Le positionnement de la plateforme Arte.tv c'est d'être une PHQ, une plateforme de haute qualité. Evidemment, il y a moins de contenus que sur Netflix, même si je n'ai aucun problème avec cette plateforme. Mon positionnement à moi, c'est "the shop around the corner" (la boutique au coin de la rue, ndlr), où vous savez exactement où vous êtes. Une plateforme éditorialisée et contextualisée. Quand on parle d'une version en six langues d'Arte, cela signifie qu'il y a six versions de cette plateforme, éditorialisées et contextualisées selon chaque pays.

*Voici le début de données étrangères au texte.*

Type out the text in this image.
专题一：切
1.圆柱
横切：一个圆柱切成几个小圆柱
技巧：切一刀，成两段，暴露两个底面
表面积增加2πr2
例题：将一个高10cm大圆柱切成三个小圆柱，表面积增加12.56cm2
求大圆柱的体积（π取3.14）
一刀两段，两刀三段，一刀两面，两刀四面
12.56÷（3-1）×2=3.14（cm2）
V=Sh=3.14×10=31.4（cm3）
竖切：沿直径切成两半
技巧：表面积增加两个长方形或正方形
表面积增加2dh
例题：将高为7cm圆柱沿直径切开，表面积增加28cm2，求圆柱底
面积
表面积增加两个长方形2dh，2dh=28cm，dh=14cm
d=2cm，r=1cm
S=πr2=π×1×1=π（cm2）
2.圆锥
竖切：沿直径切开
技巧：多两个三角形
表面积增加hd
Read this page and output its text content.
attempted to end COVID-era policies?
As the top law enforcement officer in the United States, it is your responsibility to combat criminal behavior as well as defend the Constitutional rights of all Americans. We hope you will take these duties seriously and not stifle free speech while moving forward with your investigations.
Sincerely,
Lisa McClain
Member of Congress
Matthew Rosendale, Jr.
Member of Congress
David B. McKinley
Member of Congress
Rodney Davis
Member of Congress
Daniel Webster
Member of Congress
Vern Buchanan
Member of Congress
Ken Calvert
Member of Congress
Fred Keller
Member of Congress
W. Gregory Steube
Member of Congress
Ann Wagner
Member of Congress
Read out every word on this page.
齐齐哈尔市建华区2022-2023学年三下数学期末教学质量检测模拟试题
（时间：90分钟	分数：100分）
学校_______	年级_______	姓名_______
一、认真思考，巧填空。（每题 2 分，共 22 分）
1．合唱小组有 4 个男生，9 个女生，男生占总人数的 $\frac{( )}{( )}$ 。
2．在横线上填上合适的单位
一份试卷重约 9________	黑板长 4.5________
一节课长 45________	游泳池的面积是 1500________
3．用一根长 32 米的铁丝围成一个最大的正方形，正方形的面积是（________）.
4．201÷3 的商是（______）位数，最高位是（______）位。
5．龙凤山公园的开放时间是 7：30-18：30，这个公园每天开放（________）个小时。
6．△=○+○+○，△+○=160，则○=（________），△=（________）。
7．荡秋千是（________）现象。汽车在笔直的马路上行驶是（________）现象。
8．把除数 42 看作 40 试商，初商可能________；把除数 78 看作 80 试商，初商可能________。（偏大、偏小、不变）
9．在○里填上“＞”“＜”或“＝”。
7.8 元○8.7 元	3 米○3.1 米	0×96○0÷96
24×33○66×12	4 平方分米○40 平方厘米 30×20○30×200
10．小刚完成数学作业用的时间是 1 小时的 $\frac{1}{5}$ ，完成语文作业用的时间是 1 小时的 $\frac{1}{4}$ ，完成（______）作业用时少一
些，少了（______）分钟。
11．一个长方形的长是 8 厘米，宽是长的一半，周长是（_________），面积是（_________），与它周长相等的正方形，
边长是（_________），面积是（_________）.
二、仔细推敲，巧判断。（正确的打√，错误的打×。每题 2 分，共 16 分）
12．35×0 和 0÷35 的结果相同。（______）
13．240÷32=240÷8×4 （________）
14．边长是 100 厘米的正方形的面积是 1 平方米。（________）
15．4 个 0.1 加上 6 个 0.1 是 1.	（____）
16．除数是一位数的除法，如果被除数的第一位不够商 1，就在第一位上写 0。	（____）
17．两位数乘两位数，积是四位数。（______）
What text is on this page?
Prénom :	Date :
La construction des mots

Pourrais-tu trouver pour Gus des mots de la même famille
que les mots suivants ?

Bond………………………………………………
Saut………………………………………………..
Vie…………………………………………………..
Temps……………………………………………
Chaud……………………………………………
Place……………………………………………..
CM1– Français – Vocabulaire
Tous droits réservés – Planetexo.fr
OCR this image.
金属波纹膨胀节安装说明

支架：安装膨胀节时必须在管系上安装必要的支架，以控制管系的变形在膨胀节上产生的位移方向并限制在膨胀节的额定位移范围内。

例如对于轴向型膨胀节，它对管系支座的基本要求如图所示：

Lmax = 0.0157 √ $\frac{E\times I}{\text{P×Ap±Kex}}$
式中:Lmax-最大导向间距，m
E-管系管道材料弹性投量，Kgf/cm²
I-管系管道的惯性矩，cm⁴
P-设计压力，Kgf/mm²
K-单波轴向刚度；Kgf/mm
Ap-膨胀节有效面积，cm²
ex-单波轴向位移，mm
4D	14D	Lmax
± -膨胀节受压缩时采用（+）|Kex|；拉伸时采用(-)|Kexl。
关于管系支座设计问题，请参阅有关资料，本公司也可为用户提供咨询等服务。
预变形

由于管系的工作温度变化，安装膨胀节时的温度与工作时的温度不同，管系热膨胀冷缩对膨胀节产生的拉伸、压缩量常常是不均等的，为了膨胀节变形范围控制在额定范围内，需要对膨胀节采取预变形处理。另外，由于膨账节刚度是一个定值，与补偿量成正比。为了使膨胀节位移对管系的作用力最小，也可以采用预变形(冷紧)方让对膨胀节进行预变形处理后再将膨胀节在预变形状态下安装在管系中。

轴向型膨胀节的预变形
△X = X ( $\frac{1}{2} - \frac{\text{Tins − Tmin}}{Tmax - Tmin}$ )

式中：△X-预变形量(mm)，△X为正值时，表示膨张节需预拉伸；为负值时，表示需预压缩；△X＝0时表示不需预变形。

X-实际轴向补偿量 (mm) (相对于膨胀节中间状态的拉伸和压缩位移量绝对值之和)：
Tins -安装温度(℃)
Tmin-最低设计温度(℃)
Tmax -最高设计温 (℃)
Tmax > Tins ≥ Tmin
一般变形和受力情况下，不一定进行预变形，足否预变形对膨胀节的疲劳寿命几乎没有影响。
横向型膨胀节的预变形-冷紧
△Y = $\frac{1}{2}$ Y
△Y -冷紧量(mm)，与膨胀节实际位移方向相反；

A l'heure actuelle, elle existe. Pour reprendre la métaphore de l'arbre que j'utilise en interne, c'est encore une pépinière. Hors versions française et allemande de la plateforme, nous avons entre 450 et 500 heures de programmes disponibles. Nous en avons 8.000 sur Arte.tv en Allemagne et en France. Pour faire grandir tout cela, il faut des moyens. Nous avons eu le soutien de l'Union européenne, que je remercie chaque jour. Et notre travail c'est de convaincre les partenaires de faire grandir cet arbre, dans le but de le rempoter en forêt. Le gros du travail a été fait. Le très gros du financement a été obtenu. Toute l'infrastructure est là. Nous allons croître avec plus de contenus et l'objectif de se faire connaître du public.
L'objectif est-il d'être disponible en plus de six langues différentes ?
A terme oui. Mais l'objectif est déjà de grandir sur ces six langues-là.